Friday, April 14, 2006

Choices


It’s been a few days since I’ve had something I've felt of value that I have wanted to share with you all. Life can sure get busy with out even noticing it. Yesterday, I received one of the nicest e-mails from my best friend in Salt Lake. It got me contemplating my value in friends to my value in family. Are they different?

My two closest friends live in two separate states, I spend about the same amount of time with them, regardless of this fact and because of whom they choose to be and because of their value they have for life and family I feel truly honored to have them in my life.

A friend is a choice;
you both must make the choice in order for it to be a true friendship.

My family, complicated would be an understatement. I have seven siblings and a mother and father who divorced my senior year in high school. When I was a kid I always believed that family is just family, no “choice” involved. Basically you’re “stuck” with whoever you got.

This is where I have been wrong. I have met people in my life who have had estranged relationships with their family members. Who have actually hadn’t spoken with a sibling or a mother or father in five or ten years. This had always baffled me. Why and not only why but How did this end up this way? I never understood it. My family has always been so close knit, I never thought in a billion years we would be that family.
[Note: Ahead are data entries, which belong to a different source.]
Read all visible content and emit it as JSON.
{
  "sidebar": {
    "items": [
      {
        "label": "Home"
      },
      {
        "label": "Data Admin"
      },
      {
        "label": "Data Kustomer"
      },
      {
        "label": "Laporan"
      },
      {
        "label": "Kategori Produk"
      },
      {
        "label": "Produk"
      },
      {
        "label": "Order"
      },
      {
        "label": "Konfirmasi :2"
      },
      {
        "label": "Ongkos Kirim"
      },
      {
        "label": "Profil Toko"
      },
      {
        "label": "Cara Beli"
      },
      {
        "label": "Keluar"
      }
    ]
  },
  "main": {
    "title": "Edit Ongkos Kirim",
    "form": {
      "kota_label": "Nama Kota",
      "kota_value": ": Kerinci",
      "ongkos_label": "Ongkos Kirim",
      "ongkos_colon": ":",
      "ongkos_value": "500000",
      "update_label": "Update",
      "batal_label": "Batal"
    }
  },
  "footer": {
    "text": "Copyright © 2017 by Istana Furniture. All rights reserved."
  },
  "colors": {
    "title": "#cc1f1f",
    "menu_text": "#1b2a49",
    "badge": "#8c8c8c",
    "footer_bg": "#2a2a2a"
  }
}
But everyone has a choice, even families.

Practically when I was born I had chosen my husband Jim. It wasn’t until about two years ago that we once again chose to be with each other, forever. He is my family. I value this more each day I live.

I will never again feel stuck with my family as I did when I was an adolescent. I choose each of them to be in my life, always. I love and value them dearly. We all have faults and your family is always the first to point them out. Through the years we each have put each other through some rough times by the choices we have made; I know I have had my share in this. We may not always see eye to eye on everything but what we do, regardless, we are always loved. Through all the hurt and pain, happy and sad, good or bad, I will always love my family.

I choose each one of you. Thank you for being my friend and family.

"A possiblity was born the day you were born and it will live as long as you live."